CIRO MORTELLA* no blog do CEBES
Fonte: Folha de S. Paulo, 6/8/09 (seção Tendências/Debates")
A humanidade convive desde a Antiguidade com epidemias e pandemias, e a gripe suína é mais uma. A dose de preocupação e mobilização que a nova gripe suscita não se deve exatamente à sua novidade ou virulência.

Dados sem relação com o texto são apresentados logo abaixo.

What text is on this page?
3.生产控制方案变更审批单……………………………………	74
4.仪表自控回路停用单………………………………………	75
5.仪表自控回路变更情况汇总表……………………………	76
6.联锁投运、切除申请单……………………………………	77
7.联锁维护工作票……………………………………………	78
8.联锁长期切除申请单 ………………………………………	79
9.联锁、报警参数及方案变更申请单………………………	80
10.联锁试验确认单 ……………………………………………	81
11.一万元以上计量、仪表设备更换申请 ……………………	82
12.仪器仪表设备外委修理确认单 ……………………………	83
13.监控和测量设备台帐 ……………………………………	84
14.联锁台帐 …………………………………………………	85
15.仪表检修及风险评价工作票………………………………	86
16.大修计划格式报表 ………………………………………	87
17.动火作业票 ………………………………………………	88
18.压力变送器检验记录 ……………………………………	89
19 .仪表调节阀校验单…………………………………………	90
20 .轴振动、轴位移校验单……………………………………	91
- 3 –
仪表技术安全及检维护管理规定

De novo, tal qual ocorreu recentemente com a Sars e a gripe aviária, há a preocupação com a rapidez de propagação do vírus, decorrente das facilidades proporcionadas pelas viagens aéreas, e há os avanços da ciência médica, dos organismos nacionais e internacionais de saúde e dos meios de comunicação, que geram, disseminam e trocam uma quantidade inédita de estudos e informações em tempo real e escala global.
Por outro lado, a humanidade nunca contou com um arsenal científico e terapêutico tão eficaz para enfrentar essa ameaça.
No caso da gripe suína, as autoridades da saúde em todo o mundo adotaram prontamente medidas de prevenção e informação e um protocolo clínico baseado em medicamentos antivirais desenvolvidos e fabricados por grandes laboratórios farmacêuticos. Hoje, estão disponíveis milhões de doses do oseltamivir, medicamento mais usado nos tratamentos.
Ao mesmo tempo, uma grande ação coordenada pela Organização Mundial da Saúde juntou os conhecimentos e as tecnologias da indústria farmacêutica e de centros de pesquisa públicos e privados no esforço de desenvolver e produzir em prazo recorde uma vacina para imunizar as pessoas contra a doença.
Segundo relatos recentes, centenas de milhões de doses da vacina contra a gripe A (H1N1) já devem estar disponíveis em diversos países a partir de outubro.
O que para alguns pode parecer um esforço pontual e casual é, na verdade, o resultado de articulações e trabalhos complexos que vêm sendo construídos e realizados em diversas frentes ao longo de décadas.
Não fosse assim, as fundadas esperanças de manter a gripe A sob controle -embora a situação continue preocupante- não se teriam materializado nos poucos meses que se passaram desde o início do surto. O antiviral oseltamivir (Tamiflu) ilustra a questão e pode ser usado como estudo de caso para um debate bem informado.
Descoberto e desenvolvido inicialmente pelo laboratório Gilead, o medicamento é fabricado pelo laboratório Roche desde o ano 2000.
O oseltamivir consumiu milhões de dólares em pesquisa, envolveu centenas de cientistas e técnicos e foi testado em milhares de pacientes antes de chegar ao mercado.
A Roche concedeu, em 2006, uma licença voluntária ao laboratório público Farmanguinhos para a fabricação do oseltamivir no país, na época em que havia uma preocupação mundial com a possível pandemia de gripe aviária.
A exemplo de outros laboratórios, com fábricas em vários países, inclusive no Brasil, a empresa emprega 80 mil pessoas. Só no ano passado, investiu em pesquisa e desenvolvimento US$ 8,27 bilhões (R$ 15,57 bilhões).
São cifras vultosas, destinadas somente à descoberta de medicamentos inovadores, que poucos governos têm condições de aplicar (o governo brasileiro, por exemplo, gastou em toda a área da saúde R$ 48 bilhões em 2008, num esforço imenso para viabilizar o SUS).
Por isso, quem acredita que a simples quebra de patente resolve a questão da produção e do acesso aos medicamentos em geral (e antivirais usados no tratamento da gripe A em particular) está desinformado ou possui uma visão distorcida da realidade.
Ainda mais despropositado é afirmar que "as constantes mutações do vírus [H1N1] tornam o mundo refém da indústria de medicamentos" (artigo "A era das pandemias e a desigualdade", "Tendências/Debates", 31/7).
Na atual pandemia de gripe, assim como no bem-sucedido esforço de criar antirretrovirais para os portadores de Aids, o trabalho da indústria farmacêutica gera benefícios inegáveis para a humanidade. Ou seja, a atuação dos laboratórios e as articulações com o setor liberam e aliviam o mundo, e não o contrário.
As pessoas que estão sendo curadas da nova gripe e os soropositivos que levam uma vida normal são testemunhas de como a indústria farmacêutica é peça importante e insubstituível no esforço permanente de tornar o mundo melhor. E as evidências históricas, políticas e econômicas ainda não revelaram um substituto à altura.
*CIRO MORTELLA , 51, biólogo, é presidente-executivo da Febrafarma (Federação Brasileira da Indústria Farmacêutica).